Whilst the sin that leads to church discipline (and, how we do that is another post for another day – but we don’t eject people from the church at the first sign of trouble) isn’t a cause for celebration, the fact that it has to be used again speaks to the fact that we are, typically, reaching and seeing converted people who do not know how Christians ought to behave. Which means such a church is reaching unbelievers, seeing them converted and then seeking to help them imitate Christ as they walk through the mess in which they find themselves.
I know this is the name of a thing already. This post really isn’t about that thing. If it wasn’t already a thing, I think this would be an excellent title of a book that buys into the current fashion of ‘[insert adjective] church’ titles that we all seem to want now.

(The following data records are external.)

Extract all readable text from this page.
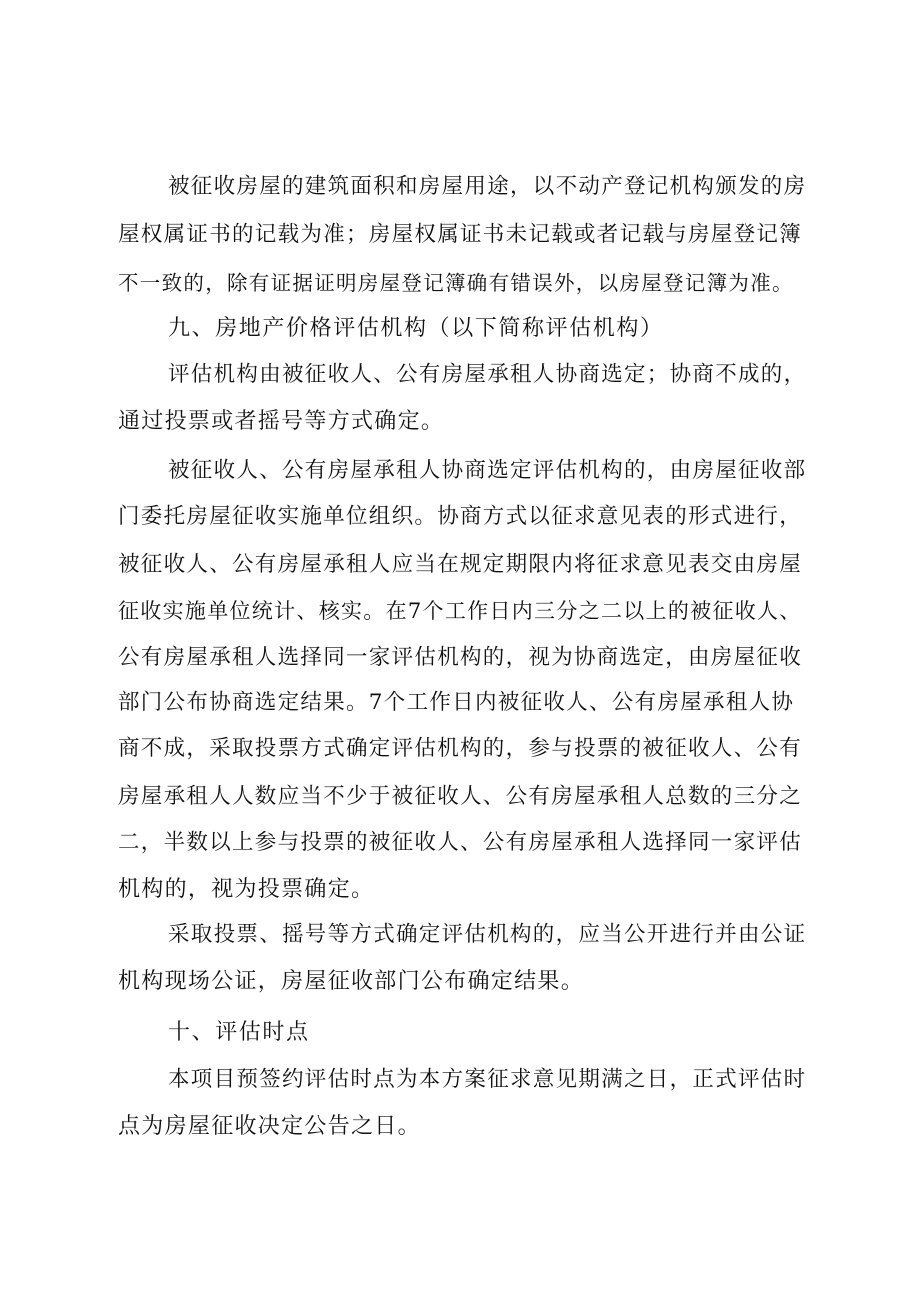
被征收房屋的建筑面积和房屋用途，以不动产登记机构颁发的房
屋权属证书的记载为准；房屋权属证书未记载或者记载与房屋登记簿
不一致的，除有证据证明房屋登记簿确有错误外，以房屋登记簿为准。
九、房地产价格评估机构（以下简称评估机构）
评估机构由被征收人、公有房屋承租人协商选定；协商不成的，
通过投票或者摇号等方式确定。
被征收人、公有房屋承租人协商选定评估机构的，由房屋征收部
门委托房屋征收实施单位组织。协商方式以征求意见表的形式进行，
被征收人、公有房屋承租人应当在规定期限内将征求意见表交由房屋
征收实施单位统计、核实。在7个工作日内三分之二以上的被征收人、
公有房屋承租人选择同一家评估机构的，视为协商选定，由房屋征收
部门公布协商选定结果。7个工作日内被征收人、公有房屋承租人协
商不成，采取投票方式确定评估机构的，参与投票的被征收人、公有
房屋承租人人数应当不少于被征收人、公有房屋承租人总数的三分之
二，半数以上参与投票的被征收人、公有房屋承租人选择同一家评估
机构的，视为投票确定。
采取投票、摇号等方式确定评估机构的，应当公开进行并由公证
机构现场公证，房屋征收部门公布确定结果。
十、评估时点
本项目预签约评估时点为本方案征求意见期满之日，正式评估时
点为房屋征收决定公告之日。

No, this post is really about why your church should be messy. I was reading Tim Challies’ article from his archives on how healthy churches are not necessarily the ones that appear to have it all together, but may well be those we would characterise as messy. It would be worth your while reading that article before you read this one.
The reason I was interested in what he wrote there is that this has been an ongoing issue for us. Those who follow this blog will know that we minister in a deprived mill town in the North of England. You can read the ‘about this blog’ page to find out more if you don’t know about this already. But the issue for us is not so much that the church is messy – whilst we don’t rejoice in the mess itself, we rejoice that mess is coming into a messy church to a saviour who loves messy people – it is more with the people who come and cannot cope with messiness. Jesus came into the mess of our world in order to save it and, whilst many claim they want to be Christlike, are often unwilling to do the very thing that our Lord did himself. Funnily enough, such people are often very messy themselves, it just shows in different ways to some of the other people they would point at and label ‘messy’.

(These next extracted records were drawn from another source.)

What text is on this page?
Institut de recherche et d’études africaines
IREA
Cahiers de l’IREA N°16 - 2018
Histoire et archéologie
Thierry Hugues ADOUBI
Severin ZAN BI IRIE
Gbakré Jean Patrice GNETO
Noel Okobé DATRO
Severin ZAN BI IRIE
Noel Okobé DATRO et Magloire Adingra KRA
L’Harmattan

But I thought it might be helpful to lay out some of the specific ways that messiness might be a cause for rejoicing. Here are some ways messiness is not a sign of a spiritually unhealthy church, but one seeking after the Lord as they ought.

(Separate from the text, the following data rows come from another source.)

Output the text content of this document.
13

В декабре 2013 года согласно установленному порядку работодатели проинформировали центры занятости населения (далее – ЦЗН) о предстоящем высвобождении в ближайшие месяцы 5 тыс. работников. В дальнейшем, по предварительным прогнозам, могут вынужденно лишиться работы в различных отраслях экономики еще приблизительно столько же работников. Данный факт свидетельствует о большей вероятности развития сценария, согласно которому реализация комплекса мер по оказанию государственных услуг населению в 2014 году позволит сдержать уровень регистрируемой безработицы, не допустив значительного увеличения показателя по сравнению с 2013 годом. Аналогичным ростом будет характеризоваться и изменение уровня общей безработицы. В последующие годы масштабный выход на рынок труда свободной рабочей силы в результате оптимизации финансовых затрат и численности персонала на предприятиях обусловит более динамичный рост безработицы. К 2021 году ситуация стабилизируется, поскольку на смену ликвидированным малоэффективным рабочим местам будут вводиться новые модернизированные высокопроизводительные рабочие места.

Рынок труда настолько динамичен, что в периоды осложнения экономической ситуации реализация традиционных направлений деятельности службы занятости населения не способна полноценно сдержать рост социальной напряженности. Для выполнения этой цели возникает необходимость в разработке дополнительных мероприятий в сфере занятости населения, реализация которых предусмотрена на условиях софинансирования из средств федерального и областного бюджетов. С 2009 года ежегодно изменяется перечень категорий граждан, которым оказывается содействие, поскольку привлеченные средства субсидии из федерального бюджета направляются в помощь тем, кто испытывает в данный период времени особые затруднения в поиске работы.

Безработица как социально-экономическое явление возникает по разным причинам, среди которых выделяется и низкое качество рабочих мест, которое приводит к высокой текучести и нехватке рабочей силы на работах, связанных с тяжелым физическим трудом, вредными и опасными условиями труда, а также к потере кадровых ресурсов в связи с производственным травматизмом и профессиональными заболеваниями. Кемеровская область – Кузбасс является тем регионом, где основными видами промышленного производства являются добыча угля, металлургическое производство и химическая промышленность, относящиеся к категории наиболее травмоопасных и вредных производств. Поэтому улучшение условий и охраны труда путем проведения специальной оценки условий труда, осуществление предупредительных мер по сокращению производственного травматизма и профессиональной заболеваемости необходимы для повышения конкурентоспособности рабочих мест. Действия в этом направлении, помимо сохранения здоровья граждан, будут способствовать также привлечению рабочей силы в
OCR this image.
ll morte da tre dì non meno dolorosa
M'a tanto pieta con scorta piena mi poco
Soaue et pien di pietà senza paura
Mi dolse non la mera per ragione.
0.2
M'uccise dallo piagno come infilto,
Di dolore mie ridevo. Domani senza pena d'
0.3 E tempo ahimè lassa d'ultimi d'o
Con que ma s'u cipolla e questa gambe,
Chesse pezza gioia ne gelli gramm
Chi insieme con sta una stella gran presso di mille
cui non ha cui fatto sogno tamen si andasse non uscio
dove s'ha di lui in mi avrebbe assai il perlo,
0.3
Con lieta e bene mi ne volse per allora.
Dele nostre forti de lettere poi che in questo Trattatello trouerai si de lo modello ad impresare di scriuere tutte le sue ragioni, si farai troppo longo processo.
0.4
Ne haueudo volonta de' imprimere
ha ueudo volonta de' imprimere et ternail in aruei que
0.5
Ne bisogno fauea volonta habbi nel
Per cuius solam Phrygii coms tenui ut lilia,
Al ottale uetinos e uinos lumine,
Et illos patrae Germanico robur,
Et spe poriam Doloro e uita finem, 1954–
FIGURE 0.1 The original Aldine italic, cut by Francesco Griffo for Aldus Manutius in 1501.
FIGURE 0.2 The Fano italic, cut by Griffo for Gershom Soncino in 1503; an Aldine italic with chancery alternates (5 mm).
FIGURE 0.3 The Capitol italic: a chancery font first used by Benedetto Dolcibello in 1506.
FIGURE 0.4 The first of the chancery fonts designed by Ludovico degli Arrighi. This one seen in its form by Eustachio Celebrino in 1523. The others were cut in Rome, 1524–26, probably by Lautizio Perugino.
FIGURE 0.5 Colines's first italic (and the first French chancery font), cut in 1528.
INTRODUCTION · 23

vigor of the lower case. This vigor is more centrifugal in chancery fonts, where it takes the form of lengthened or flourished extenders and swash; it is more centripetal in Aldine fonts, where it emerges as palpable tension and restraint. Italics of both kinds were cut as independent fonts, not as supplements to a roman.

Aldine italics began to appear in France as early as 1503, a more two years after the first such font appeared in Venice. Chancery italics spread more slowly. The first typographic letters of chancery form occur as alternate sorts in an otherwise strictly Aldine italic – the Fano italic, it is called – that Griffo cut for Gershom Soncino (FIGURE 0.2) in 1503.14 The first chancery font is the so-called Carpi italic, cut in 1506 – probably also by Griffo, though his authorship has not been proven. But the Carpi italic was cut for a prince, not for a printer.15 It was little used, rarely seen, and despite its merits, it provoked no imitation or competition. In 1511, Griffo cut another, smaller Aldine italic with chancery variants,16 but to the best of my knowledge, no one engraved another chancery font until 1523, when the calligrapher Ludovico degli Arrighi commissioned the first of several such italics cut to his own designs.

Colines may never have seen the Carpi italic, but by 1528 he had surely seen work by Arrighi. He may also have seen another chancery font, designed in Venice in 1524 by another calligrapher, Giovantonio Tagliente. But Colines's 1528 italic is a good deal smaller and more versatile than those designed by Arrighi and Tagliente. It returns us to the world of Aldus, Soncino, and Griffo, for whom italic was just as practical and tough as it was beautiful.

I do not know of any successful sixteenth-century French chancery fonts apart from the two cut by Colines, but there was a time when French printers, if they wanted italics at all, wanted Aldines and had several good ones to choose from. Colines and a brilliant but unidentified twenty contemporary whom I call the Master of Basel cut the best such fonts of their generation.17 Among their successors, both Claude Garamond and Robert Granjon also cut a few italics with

I am often wary of churches whose singing is pitch perfect, sung with gusto. Not that it’s wrong to sing well, of course. That’s great and it surely expresses that the people there love the Lord and want to encourage one another with all they’ve got. So, I’m not knocking that at all. But if everyone is able to smash out the tunes, possibly even without referring to their hymn books, it suggests that there aren’t many outsiders coming into the church.